Continental Clairoix : les syndicats restent 10 mn en CCE
Par Rédaction L'Usine Nouvelle - Publié leSocial
Le comité central d'entreprise du fabricant de pneumatiques Continental qui devait avoir lieu aujourd'hui à Reims - à mi-chemin entre les deux usines françaises de Clairoix et de Sarreguemines - s'est tenu à Nice à la demande de la direction de Continental « pour des raisons de sécurité ». Celle-ci craignait que ne se reproduisent les incidents tels que lors du dernier CCE écourté de Reims, le 16 mars. Ce CCE ouvrait les négociations autour du plan social lié à la fermeture de l'usine de Clairoix (1120 salariés) annoncée le 11 mars dernier aux salariés.« Nous avons boycotté la réunion de ce matin. Cet après-midi, nous sommes restés dix minutes et nous avons claqué la porte », a indiqué à www.usinenouvelle.com. Antonio Da Costa, le secrétaire CFTC (organisation majoritaire) du CE de l'usine Continental de Clairoix. Une délégation syndicale de 5 personnes avait fait le déplacement à Nice pour faire nommer en CCE un expert du cabinet Secafi dans le cadre du droit d'alerte, explique le syndicaliste depuis l'aéroport de Nice.
« Nous allons nous battre contre la fermeture de l'usine de Clairoix. Nous considérons qu'il y a violation de l'accord de 2007 ». Antonio Da Costa fait allusion à l'accord signé en 2007 - par la CFTC et la CGC - qui a fait passer le personnel posté (la moitié de l'effectif) de 37h30 à 40h au 1er janvier 2008. Cet accord destiné à accroître la productivité du site de Clairoix avait été signé juste après la promulgation de la loi sur la défiscalisation des heures supplémentaires. Selon Antonio Da Costa, qui s'estime « trahi » par la direction de Continental, cet accord garantissait la « pérennité » du site jusqu'en 2012.
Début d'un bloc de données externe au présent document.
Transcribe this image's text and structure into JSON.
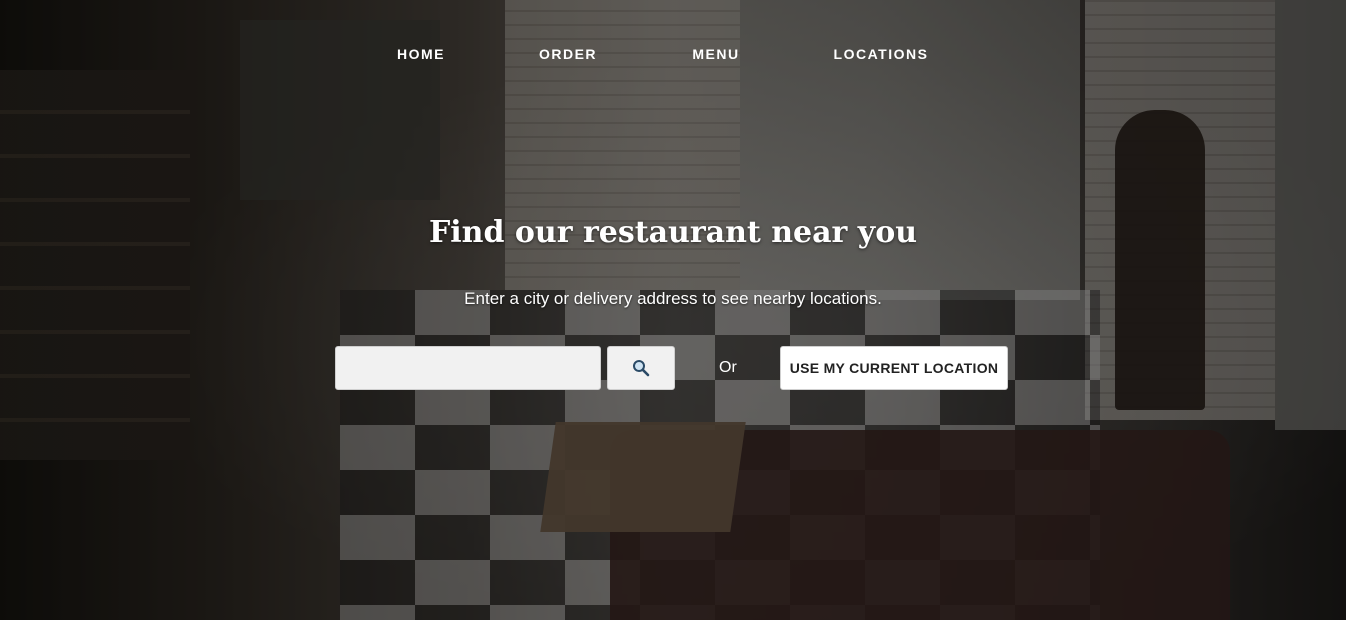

Jointe également à Nice par l'Usinenouvelle.com, la direction de Continental assure qu'il « n'y a aucun d'engagement » de ce type dans l'accord de 2007. « Les engagements qui ont été pris à l'époque étaient des engagements de moyens pour cette usine qui n'était pas dans la course. Ces engagements concernaient notamment le recrutement de 130 intérimaires ce qui a été fait et l'investissement de 18 millions d'euros ce qui a été fait également ». Mais ajoute la direction de Continental, « cela n'a pas été suffisant pour améliorer la situation et lorsque cet accord 40 heures a été négocié, le contexte économique n'avait rien à voir avec celui que nous connaissons aujourd'hui ».
Parallèlement à la « bagarre » liée à l'accord 40 heures de 2007, les syndicats ont décidé d'attaquer en justice la procédure d'information-consultation des représentants du personnel. Ils espèrent que le Tribunal de Grande Instance de Sarreguemines en Moselle (siège de Continental France) suspendra la procédure en cours.